According to Russian diplomats, Washington is trying to hush up the fact that the current misbalance on the global oil market results from its own actions
Russian Embassy in the US Valery Sharifulin/TASS
Russian Embassy in the US
© Valery Sharifulin/TASS

WASHINGTON, December 3. /TASS/. The price cap for Russian oil, introduced by the United States and its partners, means in practice that the basic principles of the free market are being reshaped, the Russian embassy to the United States said in a statement.

"We took notice of the U.S. administration’s arrogant claims regarding the agreement with its partners on the notorious "price cap" on Russian oil," the embassy said. "Strategists in Washington, hiding behind noble slogans of ensuring energy security for developing countries, maintain a wall of silence on the fact that current imbalances on the energy markets stem from their ill-conceived actions. First of all - the introduction of sanctions against Russia and bans on energy imports from our country."

"With a tenacity worthy of a better application, the collective West is trying to resolve the issues it itself impetuously created," the document continues. "In fact, we are witnessing a reshaping of the basic principles of free markets."

According to Russian diplomats, "steps like these will inevitably result in increasing uncertainty and imposing higher costs for raw materials’ consumers."

"Moreover, from now on no country is immune to the introduction of all sorts of "caps" on its exports, rolled out for political reasons," they added.

"Regardless of the current flirtations with the dangerous and illegitimate instrument, we are confident that Russian oil will continue to be in demand," the statement concludes.

Members of the Group of Seven (G7) and Australia said in a joint statement on Saturday they had agreed to set the price cap on Russian oil at the level of $60 per barrel.
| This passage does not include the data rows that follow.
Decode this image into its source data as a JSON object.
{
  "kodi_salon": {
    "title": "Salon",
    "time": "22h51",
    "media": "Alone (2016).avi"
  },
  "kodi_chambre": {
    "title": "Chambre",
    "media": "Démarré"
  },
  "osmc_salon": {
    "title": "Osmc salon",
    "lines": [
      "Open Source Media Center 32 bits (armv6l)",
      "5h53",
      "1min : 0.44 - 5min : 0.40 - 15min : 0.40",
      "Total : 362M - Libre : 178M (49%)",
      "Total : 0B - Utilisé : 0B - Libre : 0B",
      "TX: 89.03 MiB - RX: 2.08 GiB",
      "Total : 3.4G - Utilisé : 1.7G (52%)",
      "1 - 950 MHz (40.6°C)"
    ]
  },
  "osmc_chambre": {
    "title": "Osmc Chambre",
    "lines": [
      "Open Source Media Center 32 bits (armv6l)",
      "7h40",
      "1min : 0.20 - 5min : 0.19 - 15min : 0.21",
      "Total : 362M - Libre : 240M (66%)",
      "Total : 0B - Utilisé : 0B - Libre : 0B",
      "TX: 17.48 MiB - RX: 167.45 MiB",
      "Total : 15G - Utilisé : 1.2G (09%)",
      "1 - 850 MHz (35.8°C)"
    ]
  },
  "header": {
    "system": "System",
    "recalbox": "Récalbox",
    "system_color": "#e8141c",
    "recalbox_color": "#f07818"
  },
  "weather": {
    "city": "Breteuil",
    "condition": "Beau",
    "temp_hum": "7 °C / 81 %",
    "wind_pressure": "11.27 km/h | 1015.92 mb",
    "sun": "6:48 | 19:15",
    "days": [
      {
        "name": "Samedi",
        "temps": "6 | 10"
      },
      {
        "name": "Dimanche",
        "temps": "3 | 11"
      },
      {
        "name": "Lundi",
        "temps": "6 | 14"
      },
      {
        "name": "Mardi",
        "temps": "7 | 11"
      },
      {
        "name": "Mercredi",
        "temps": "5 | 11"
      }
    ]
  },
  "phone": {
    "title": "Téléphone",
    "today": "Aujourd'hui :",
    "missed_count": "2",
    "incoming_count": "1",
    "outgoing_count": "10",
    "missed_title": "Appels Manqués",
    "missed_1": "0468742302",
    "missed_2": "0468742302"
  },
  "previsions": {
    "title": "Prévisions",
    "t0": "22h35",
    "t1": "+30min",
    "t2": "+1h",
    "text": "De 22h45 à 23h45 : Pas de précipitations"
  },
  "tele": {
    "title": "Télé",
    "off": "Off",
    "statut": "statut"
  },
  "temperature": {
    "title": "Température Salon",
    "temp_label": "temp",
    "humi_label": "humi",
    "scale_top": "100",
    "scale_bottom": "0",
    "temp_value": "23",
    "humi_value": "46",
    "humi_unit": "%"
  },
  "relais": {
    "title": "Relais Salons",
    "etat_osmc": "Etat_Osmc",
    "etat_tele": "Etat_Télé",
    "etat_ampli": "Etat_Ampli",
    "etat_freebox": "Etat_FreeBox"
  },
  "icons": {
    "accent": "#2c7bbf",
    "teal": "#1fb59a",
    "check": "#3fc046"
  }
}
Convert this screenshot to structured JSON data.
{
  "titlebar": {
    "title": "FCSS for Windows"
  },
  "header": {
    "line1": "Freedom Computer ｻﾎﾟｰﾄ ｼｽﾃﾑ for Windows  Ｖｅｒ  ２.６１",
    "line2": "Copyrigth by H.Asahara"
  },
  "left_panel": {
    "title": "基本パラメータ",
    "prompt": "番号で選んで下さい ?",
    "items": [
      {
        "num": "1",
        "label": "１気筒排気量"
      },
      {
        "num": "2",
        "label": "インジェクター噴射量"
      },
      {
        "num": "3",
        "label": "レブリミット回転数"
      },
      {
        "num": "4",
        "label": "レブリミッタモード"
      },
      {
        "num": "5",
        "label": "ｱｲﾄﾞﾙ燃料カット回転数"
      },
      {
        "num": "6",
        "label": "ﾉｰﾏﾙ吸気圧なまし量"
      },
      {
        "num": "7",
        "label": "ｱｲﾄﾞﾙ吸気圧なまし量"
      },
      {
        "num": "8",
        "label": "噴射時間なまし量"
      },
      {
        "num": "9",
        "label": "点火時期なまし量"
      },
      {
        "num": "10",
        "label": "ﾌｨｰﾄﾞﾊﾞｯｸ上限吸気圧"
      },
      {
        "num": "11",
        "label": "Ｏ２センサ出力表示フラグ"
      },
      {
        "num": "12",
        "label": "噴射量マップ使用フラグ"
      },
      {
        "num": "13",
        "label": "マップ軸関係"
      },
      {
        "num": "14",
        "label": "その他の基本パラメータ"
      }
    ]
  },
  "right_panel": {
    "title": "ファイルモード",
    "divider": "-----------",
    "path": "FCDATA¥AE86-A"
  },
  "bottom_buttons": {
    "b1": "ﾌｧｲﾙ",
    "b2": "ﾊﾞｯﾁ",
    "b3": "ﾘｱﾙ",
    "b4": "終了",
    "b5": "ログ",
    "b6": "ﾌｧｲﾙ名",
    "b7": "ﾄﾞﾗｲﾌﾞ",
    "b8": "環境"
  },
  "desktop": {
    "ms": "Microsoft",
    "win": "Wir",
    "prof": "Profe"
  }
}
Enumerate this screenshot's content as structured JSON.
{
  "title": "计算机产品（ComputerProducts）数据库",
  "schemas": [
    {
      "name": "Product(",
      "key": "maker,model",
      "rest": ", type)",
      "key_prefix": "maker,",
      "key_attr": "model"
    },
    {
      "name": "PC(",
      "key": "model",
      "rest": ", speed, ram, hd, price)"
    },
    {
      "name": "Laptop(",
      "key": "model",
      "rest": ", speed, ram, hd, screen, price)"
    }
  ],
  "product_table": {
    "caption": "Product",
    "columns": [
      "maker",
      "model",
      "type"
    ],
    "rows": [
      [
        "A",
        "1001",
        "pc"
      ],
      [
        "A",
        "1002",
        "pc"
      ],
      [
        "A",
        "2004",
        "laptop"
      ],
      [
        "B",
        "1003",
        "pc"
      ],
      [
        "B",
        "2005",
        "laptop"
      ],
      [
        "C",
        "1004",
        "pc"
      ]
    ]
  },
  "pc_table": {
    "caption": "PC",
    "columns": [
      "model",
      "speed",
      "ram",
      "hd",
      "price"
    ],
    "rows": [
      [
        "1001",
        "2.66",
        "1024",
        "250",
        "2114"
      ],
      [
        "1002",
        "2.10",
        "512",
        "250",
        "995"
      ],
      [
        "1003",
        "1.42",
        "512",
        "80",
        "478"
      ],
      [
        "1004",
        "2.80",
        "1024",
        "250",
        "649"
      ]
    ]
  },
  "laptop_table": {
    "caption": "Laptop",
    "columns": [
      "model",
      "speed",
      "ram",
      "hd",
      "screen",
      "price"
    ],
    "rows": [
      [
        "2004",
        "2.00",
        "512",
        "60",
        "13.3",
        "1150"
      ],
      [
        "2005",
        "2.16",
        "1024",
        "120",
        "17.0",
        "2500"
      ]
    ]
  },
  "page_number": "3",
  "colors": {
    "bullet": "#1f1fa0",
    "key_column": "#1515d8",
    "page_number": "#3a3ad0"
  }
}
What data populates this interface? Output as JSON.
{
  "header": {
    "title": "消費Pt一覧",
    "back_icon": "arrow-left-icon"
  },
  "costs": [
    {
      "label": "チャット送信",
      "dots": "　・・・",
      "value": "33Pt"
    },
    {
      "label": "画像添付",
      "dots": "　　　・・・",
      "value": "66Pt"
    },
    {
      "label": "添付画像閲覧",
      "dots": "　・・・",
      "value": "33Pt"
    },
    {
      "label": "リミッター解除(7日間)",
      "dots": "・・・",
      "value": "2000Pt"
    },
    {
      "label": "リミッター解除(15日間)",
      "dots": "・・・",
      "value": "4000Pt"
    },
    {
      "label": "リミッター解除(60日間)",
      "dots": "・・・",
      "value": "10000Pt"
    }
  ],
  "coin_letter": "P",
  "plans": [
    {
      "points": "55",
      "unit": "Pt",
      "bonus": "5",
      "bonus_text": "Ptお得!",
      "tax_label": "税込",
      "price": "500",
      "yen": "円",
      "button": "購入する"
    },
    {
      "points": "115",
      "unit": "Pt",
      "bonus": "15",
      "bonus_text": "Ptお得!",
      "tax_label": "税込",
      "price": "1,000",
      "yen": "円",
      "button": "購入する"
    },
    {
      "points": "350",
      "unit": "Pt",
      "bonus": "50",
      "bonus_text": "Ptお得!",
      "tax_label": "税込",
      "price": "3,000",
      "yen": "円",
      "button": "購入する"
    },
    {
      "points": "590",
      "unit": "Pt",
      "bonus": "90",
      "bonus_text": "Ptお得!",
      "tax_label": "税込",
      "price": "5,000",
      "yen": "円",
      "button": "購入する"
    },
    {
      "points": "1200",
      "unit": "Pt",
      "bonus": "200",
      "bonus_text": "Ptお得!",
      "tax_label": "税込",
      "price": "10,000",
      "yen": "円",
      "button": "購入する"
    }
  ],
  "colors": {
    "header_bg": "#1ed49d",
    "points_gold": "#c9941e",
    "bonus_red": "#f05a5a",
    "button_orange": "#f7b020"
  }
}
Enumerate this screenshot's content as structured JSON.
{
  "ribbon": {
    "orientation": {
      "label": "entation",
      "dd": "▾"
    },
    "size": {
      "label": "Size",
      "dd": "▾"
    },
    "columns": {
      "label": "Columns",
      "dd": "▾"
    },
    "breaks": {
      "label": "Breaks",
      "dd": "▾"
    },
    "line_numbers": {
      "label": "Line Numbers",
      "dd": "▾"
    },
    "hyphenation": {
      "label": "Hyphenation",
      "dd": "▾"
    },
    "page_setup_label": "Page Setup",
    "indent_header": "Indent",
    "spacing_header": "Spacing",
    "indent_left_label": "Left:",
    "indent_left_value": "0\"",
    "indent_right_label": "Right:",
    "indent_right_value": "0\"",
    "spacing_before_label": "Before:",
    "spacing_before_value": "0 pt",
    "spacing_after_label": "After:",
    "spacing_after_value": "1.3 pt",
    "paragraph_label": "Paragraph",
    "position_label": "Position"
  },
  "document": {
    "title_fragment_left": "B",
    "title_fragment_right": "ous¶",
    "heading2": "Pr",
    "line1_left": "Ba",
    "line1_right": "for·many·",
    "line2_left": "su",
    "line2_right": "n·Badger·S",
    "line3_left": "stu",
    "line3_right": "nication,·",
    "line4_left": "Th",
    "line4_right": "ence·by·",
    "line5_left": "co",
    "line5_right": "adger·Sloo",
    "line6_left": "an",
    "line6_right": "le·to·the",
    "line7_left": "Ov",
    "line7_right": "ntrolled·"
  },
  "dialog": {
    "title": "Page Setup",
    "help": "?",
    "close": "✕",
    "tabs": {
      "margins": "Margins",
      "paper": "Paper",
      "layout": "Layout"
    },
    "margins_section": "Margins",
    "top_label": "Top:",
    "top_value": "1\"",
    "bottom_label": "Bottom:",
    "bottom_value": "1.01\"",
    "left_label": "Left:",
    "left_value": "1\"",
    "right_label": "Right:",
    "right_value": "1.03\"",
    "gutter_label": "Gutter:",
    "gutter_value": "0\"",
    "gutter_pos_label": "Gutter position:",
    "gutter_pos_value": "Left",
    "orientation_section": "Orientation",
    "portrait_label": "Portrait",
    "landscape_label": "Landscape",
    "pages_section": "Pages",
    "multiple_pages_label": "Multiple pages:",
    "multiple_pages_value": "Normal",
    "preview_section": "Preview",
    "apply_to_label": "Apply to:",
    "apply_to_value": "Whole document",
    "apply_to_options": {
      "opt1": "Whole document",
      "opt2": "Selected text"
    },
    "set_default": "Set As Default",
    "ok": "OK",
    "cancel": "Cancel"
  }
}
The decision is to enter into force "on 5 December 2022 or very soon thereafter." A similar decision regarding Russian petroleum products is to go into effect on February 5, 2023. Maximum prices will be announced separately later.

Russian President Vladimir Putin said on October 12 that Moscow was not going to pay for somebody else’s prosperity and export its energy resources to those who impose price caps on them. He called the practice of price caps "cardsharp tricks" and "flagrant blackmail." Apart from that, in his speech at the Russian Energy Week, the president warned that price capping oil is fraught with the risks of setting price caps in other sectors, which is harmful for the global market economy and the wellbeing of billions of people.